L’article L.452-3 du code de la sécurité sociale prévoit qu’indépendamment de la majoration de rente qu’elle reçoit en vertu de l’article précédent, la victime a le droit de demander à l’employeur devant la juridiction de sécurité sociale la réparation du préjudice causé par les souffrances physiques et morales par elle endurées, de ses préjudices esthétiques et d’agrément ainsi que celle du préjudice résultant de la perte ou de la diminution de ses possibilités de promotion professionnelle.
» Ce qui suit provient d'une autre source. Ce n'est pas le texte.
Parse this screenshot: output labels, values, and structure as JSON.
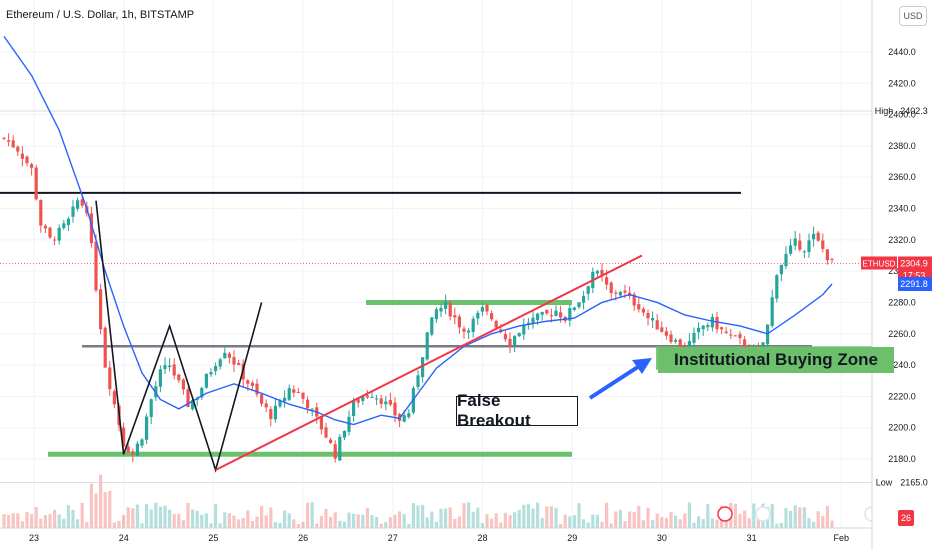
{
  "header": {
    "title": "Ethereum / U.S. Dollar, 1h, BITSTAMP",
    "currency_button": "USD"
  },
  "price_axis": {
    "ticks": [
      "2440.0",
      "2420.0",
      "2400.0",
      "2380.0",
      "2360.0",
      "2340.0",
      "2320.0",
      "2300.0",
      "2280.0",
      "2260.0",
      "2240.0",
      "2220.0",
      "2200.0",
      "2180.0"
    ],
    "high_label": "High",
    "high_value": "2402.3",
    "low_label": "Low",
    "low_value": "2165.0",
    "symbol_label": "ETHUSD",
    "last_price": "2304.9",
    "countdown": "17:53",
    "ma_value": "2291.8"
  },
  "time_axis": {
    "ticks": [
      "23",
      "24",
      "25",
      "26",
      "27",
      "28",
      "29",
      "30",
      "31",
      "Feb"
    ]
  },
  "annotations": {
    "false_breakout": "False Breakout",
    "buying_zone": "Institutional Buying Zone"
  },
  "badges": {
    "count": "26"
  },
  "colors": {
    "up": "#26a69a",
    "down": "#ef5350",
    "ma": "#2962ff",
    "zone": "#6cc06c",
    "trendline": "#f23645",
    "level": "#131722",
    "mid_level": "#787b86"
  },
  "chart_data": {
    "type": "candlestick",
    "title": "Ethereum / U.S. Dollar, 1h, BITSTAMP",
    "ylim": [
      2162,
      2458
    ],
    "x_range": [
      "23",
      "Feb"
    ],
    "grid": true,
    "legend": "none",
    "close_path": [
      [
        0,
        2385
      ],
      [
        3,
        2378
      ],
      [
        6,
        2365
      ],
      [
        8,
        2330
      ],
      [
        10,
        2320
      ],
      [
        12,
        2325
      ],
      [
        14,
        2332
      ],
      [
        16,
        2345
      ],
      [
        18,
        2340
      ],
      [
        20,
        2290
      ],
      [
        22,
        2240
      ],
      [
        24,
        2215
      ],
      [
        26,
        2190
      ],
      [
        28,
        2183
      ],
      [
        30,
        2195
      ],
      [
        32,
        2218
      ],
      [
        34,
        2235
      ],
      [
        36,
        2240
      ],
      [
        38,
        2228
      ],
      [
        40,
        2215
      ],
      [
        42,
        2220
      ],
      [
        44,
        2232
      ],
      [
        46,
        2242
      ],
      [
        48,
        2250
      ],
      [
        50,
        2242
      ],
      [
        52,
        2233
      ],
      [
        54,
        2225
      ],
      [
        56,
        2215
      ],
      [
        58,
        2208
      ],
      [
        60,
        2215
      ],
      [
        62,
        2225
      ],
      [
        64,
        2222
      ],
      [
        66,
        2215
      ],
      [
        68,
        2205
      ],
      [
        70,
        2195
      ],
      [
        72,
        2183
      ],
      [
        74,
        2200
      ],
      [
        76,
        2215
      ],
      [
        78,
        2220
      ],
      [
        80,
        2222
      ],
      [
        82,
        2218
      ],
      [
        84,
        2212
      ],
      [
        86,
        2205
      ],
      [
        88,
        2210
      ],
      [
        90,
        2235
      ],
      [
        92,
        2260
      ],
      [
        94,
        2275
      ],
      [
        96,
        2278
      ],
      [
        98,
        2270
      ],
      [
        100,
        2262
      ],
      [
        102,
        2268
      ],
      [
        104,
        2275
      ],
      [
        106,
        2270
      ],
      [
        108,
        2262
      ],
      [
        110,
        2255
      ],
      [
        112,
        2262
      ],
      [
        114,
        2268
      ],
      [
        116,
        2270
      ],
      [
        118,
        2272
      ],
      [
        120,
        2275
      ],
      [
        122,
        2270
      ],
      [
        124,
        2278
      ],
      [
        126,
        2285
      ],
      [
        128,
        2300
      ],
      [
        130,
        2295
      ],
      [
        132,
        2285
      ],
      [
        134,
        2288
      ],
      [
        136,
        2282
      ],
      [
        138,
        2278
      ],
      [
        140,
        2270
      ],
      [
        142,
        2265
      ],
      [
        144,
        2260
      ],
      [
        146,
        2255
      ],
      [
        148,
        2250
      ],
      [
        150,
        2258
      ],
      [
        152,
        2265
      ],
      [
        154,
        2268
      ],
      [
        156,
        2262
      ],
      [
        158,
        2258
      ],
      [
        160,
        2255
      ],
      [
        162,
        2250
      ],
      [
        164,
        2244
      ],
      [
        166,
        2265
      ],
      [
        168,
        2300
      ],
      [
        170,
        2310
      ],
      [
        172,
        2318
      ],
      [
        174,
        2315
      ],
      [
        176,
        2322
      ],
      [
        178,
        2314
      ],
      [
        180,
        2305
      ]
    ],
    "moving_average": [
      [
        0,
        2450
      ],
      [
        6,
        2425
      ],
      [
        12,
        2390
      ],
      [
        18,
        2340
      ],
      [
        22,
        2300
      ],
      [
        26,
        2265
      ],
      [
        30,
        2235
      ],
      [
        34,
        2218
      ],
      [
        38,
        2212
      ],
      [
        44,
        2222
      ],
      [
        50,
        2228
      ],
      [
        56,
        2222
      ],
      [
        62,
        2215
      ],
      [
        68,
        2210
      ],
      [
        72,
        2205
      ],
      [
        76,
        2202
      ],
      [
        82,
        2208
      ],
      [
        86,
        2206
      ],
      [
        90,
        2222
      ],
      [
        94,
        2238
      ],
      [
        100,
        2252
      ],
      [
        106,
        2260
      ],
      [
        112,
        2265
      ],
      [
        118,
        2268
      ],
      [
        124,
        2270
      ],
      [
        130,
        2280
      ],
      [
        136,
        2285
      ],
      [
        142,
        2280
      ],
      [
        148,
        2272
      ],
      [
        154,
        2268
      ],
      [
        160,
        2265
      ],
      [
        166,
        2260
      ],
      [
        172,
        2272
      ],
      [
        178,
        2285
      ],
      [
        180,
        2291.8
      ]
    ],
    "levels": {
      "resistance": 2350,
      "mid_support": 2252,
      "support_bottom": 2183,
      "zone_top_band": 2280,
      "buying_zone": [
        2237,
        2252
      ]
    },
    "day_ticks": {
      "23": 0,
      "24": 19.5,
      "25": 39,
      "26": 58.5,
      "27": 78,
      "28": 97.5,
      "29": 117,
      "30": 136.5,
      "31": 156,
      "Feb": 175.5
    },
    "zigzag_pattern": [
      [
        20,
        2345
      ],
      [
        26,
        2183
      ],
      [
        36,
        2265
      ],
      [
        46,
        2173
      ],
      [
        56,
        2280
      ]
    ],
    "trendline": [
      [
        46,
        2173
      ],
      [
        130,
        2310
      ]
    ],
    "arrow": {
      "from": [
        118,
        2218
      ],
      "to": [
        130,
        2248
      ]
    },
    "high": 2402.3,
    "low": 2165.0,
    "last": 2304.9
  }
}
Si la victime est atteinte d’un taux d’incapacité permanente de 100 %, il lui est alloué, en outre, une indemnité forfaitaire égale au montant du salaire minimum légal en vigueur à la date de consolidation.
La réparation de ces préjudices est versée directement aux bénéficiaires par la caisse qui en récupère le montant auprès de l’employeur.
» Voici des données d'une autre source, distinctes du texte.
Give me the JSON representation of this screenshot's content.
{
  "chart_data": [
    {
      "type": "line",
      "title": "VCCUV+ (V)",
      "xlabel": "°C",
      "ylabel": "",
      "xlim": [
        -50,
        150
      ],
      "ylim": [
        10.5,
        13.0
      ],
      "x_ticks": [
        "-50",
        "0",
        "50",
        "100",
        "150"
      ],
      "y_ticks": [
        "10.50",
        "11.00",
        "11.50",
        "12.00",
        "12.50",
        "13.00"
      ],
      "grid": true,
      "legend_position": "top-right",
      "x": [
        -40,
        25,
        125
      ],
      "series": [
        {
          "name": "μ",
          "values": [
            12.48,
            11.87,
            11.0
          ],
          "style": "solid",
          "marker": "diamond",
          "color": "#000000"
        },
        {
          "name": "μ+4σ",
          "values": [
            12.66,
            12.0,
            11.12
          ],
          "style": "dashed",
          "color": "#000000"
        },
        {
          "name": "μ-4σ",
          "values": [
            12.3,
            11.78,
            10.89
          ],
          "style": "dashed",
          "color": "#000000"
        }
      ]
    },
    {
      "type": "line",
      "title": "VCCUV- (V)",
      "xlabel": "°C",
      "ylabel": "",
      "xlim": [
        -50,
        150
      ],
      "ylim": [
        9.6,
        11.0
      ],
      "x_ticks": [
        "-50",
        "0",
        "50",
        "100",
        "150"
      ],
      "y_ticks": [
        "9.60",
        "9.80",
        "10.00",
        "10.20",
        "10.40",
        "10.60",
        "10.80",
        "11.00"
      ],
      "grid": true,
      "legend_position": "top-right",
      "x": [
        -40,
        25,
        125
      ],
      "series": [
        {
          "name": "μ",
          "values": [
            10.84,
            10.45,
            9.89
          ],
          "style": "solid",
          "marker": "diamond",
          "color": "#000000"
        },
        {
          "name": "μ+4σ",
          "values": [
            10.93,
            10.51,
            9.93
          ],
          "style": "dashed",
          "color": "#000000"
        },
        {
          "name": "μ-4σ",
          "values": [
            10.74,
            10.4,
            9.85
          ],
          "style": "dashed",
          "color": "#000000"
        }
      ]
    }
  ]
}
Selon la décision du Conseil constitutionnel en date du 18 juin 2010, en cas de faute inexcusable de l’employeur, la victime peut demander à celui-ci réparation de l’ensemble des dommages non couverts par le livre IV du code de la sécurité sociale.
En outre, par quatre arrêts rendus le 4 avril 2012, la Cour de cassation a précisé l’étendue de la réparation des préjudices due à la victime d’un accident du travail en cas de faute inexcusable de son employeur et a ainsi opéré une distinction entre les préjudices indemnisables car non couverts par le livre IV du code de la sécurité sociale et ceux qui ne le sont pas car déjà réparés au titre du livre IV.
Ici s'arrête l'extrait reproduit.